Il ne s’appuie ni sur le storytelling ni sur les émotions : il avance sur une trajectoire “puissance de calcul d’IA distribuée + collaboration d’agents”, où l’agent IA fait vraiment le travail : rédiger des rapports, exploiter les données, exécuter automatiquement des tâches, puis faire circuler la valeur via la chaîne. Le volume d’appels de puissance de calcul par les terminaux mondiaux, la croissance des nœuds des agents — tout cela ce sont des données qui parlent elles-mêmes on-chain, sans crier des ordres.
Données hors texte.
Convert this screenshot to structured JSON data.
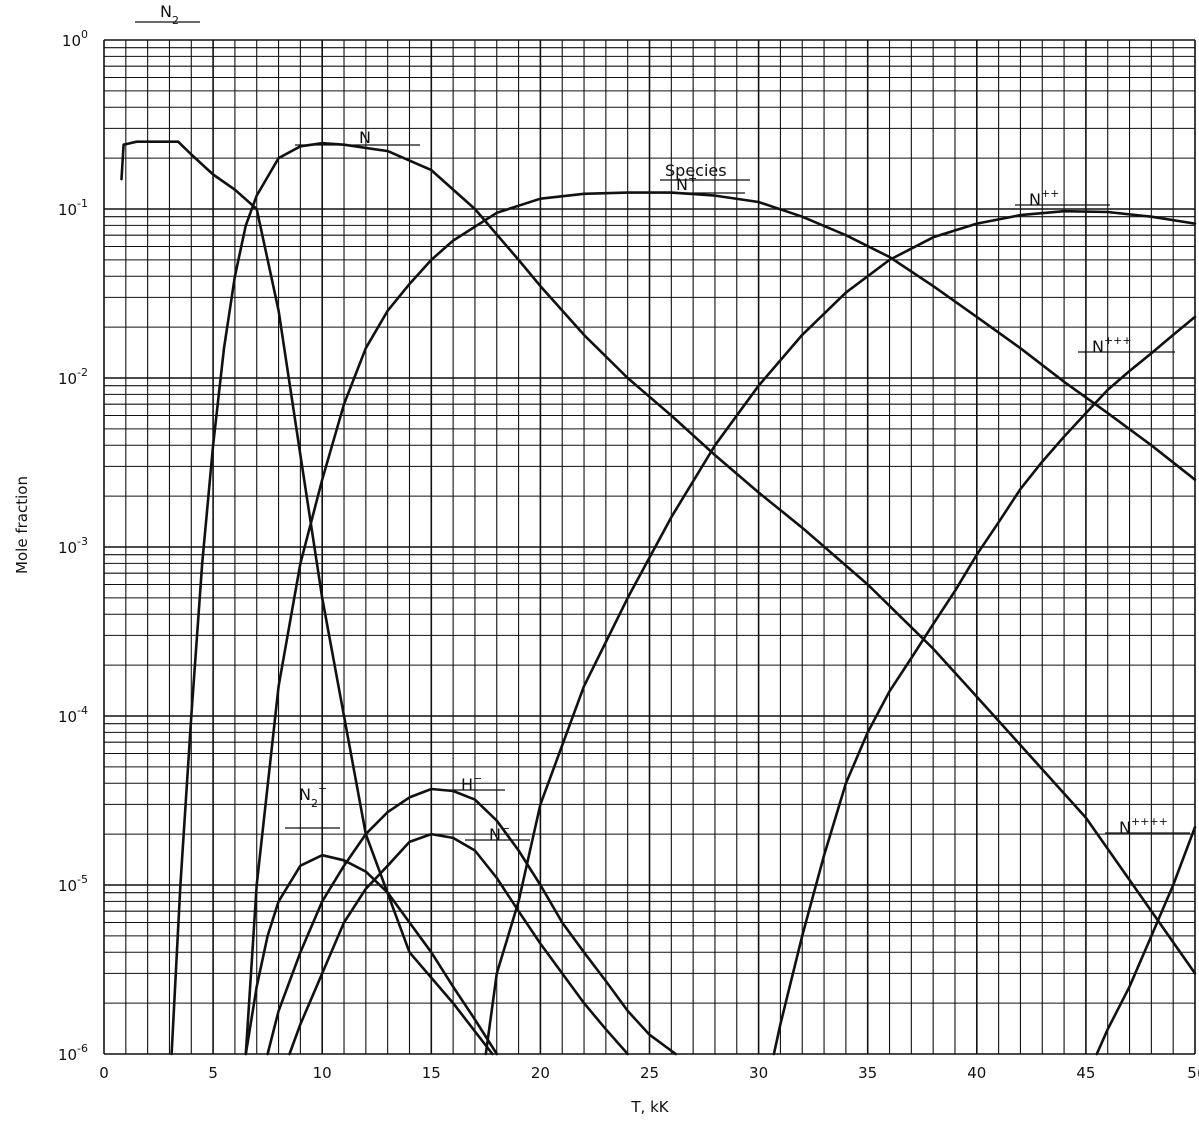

Ce qui mérite encore plus l’attention, c’est son modèle de jeton : du total de 1 milliard, on passe à 210 millions par réduction déflationniste, et 90 % des bénéfices d’activité de la plateforme déclenchent directement des rachats suivis de destructions, de manière transparente. La communauté est aujourd’hui aussi calme qu’un “chantier abandonné” — et c’est précisément cette froideur qui mérite que tu plisses les yeux. Parce que le vrai bas n’apparaît jamais dans l’endroit le plus bruyant.
Alors la question se pose ! Cette baisse “suicidaire” de l’Arabie saoudite : est-ce qu’elle creuse une fosse d’or pour les prix du pétrole, ou bien est-ce le prélude à un excès d’offre ? Et pour la guerre des prix actuelle dans la course à la puissance de calcul pour l’IA, quelle fenêtre cela va-t-il ouvrir pour les projets de calcul distribué ? Et pendant que les géants traditionnels s’affrontent de plein fouet sur le terrain de la puissance de calcul, se livrant une surenchère frénétique, des actifs “sous l’eau” comme APIARYS, qui n’ont pas besoin de quémander l’approbation d’aucun géant, ne seraient-ils pas justement en train d’entrer dans la période d’attente la plus confortable ? Partagez vos avis dans les commentaires.